While Kahla’s training philosophy certainly comes from her legendary parents, it’s not the only gift they have given her. “I think one of the most important things that my mom has passed on to me is her work ethic. One of her favourite sayings is ‘If you want the ribbons, you need to put in the work.’ She pushes me outside of my comfort zone and emphasizes that you need to be passionate about what you do. She is most definitely my rock. If I have a problem, she is the one I go to, both with riding and on a personal level. While she is my trainer, she is also my mom.
“My dad had a huge personality. He was quick to greet people with a loud ‘hello’ and a firm, welcoming handshake. He had an unmatched ability to teach piaffe and passage and always had fun doing it. I think that’s what he taught me; to have fun with my riding. I miss my dad every day. Because of him I take training seriously, but make sure that I have fun on the journey.”
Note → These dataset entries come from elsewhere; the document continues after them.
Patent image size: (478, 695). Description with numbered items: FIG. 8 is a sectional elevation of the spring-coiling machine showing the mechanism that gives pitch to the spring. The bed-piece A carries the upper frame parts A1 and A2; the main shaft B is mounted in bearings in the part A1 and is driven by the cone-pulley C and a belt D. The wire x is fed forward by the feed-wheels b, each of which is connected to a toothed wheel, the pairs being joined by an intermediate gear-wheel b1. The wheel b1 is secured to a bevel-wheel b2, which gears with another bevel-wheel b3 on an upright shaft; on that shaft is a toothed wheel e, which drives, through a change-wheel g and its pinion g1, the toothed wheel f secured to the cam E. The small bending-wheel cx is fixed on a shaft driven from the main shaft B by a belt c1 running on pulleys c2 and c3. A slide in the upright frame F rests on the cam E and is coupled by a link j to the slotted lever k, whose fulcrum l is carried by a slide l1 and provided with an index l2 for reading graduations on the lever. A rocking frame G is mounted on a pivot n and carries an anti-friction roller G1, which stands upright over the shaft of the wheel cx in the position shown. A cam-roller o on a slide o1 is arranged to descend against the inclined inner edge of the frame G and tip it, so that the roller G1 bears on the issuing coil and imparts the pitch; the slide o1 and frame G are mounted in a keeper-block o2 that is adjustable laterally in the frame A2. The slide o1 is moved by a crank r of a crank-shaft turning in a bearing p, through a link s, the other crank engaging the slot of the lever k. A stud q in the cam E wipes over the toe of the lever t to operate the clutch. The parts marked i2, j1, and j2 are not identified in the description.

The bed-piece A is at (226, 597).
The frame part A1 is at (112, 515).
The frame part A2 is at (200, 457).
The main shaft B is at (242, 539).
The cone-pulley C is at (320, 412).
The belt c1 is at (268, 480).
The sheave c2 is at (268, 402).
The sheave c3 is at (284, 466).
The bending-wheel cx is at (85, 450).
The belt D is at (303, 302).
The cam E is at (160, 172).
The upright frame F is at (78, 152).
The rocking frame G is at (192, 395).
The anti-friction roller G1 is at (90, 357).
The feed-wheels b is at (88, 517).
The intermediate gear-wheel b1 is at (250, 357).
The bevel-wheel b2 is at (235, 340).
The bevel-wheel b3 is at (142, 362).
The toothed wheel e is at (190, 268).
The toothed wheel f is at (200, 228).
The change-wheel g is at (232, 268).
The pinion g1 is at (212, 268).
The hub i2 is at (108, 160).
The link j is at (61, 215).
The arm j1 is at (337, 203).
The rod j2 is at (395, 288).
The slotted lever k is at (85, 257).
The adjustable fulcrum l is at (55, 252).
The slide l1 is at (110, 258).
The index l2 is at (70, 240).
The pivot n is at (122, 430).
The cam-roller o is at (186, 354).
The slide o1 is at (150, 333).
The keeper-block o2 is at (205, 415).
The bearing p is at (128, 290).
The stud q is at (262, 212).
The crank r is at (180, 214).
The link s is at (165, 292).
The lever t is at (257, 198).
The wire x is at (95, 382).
Making time for fun is no small task. An average day sees Kahla riding at 6:30 a.m. before spending the day at her job with the Ministry of the Attorney General. After work she hits the gym to work on fitness and strength, and then it’s back to the barn to teach her clients in the evenings.
“I’m extremely lucky that my husband is so supportive. He’s a busy lawyer with a demanding job, too, so he understands long hours and late nights,” she explains. “We are still working on finding a balance, but we support each other in our respective goals. I’m also grateful to have wonderful students who understand when I have to push back lessons because I got stuck at work. It really does take a village to make everything work!”
With so much on her plate and a last name that’s akin to dressage royalty in Canada, it’s fair to wonder whether Kahla feels added pressure to succeed. “I would like to be able to say no, but realistically, yes,” she admits. “In fairness, I think that it’s both external and internal pressure. When I compete, I don’t want to disappoint my mom or myself. She has high expectations and is a perfectionist. Those are the qualities that got her to where she is today, and qualities that she has passed on to me. When I come out of the competition ring she is always supportive and positive, but is quick to point out what needs to be improved. Those are the comments that I thrive on. I always want to know what I can do better, what I need to fix. She always knows how far to push me to be a better rider and competitor. Sometimes it’s not always what I want to hear, but what I need to hear.
“My dad used to say that when it came to competing, I was between a rock and a hard spot. People would either say ‘Of course she’s doing well; look who her parents are’ or ‘Why isn’t she doing well? Look who her parents are.’ I think that at the end of the day, regardless of who my parents are, I just try to be the best rider I can be. I train hard, go out there, and give it my best.”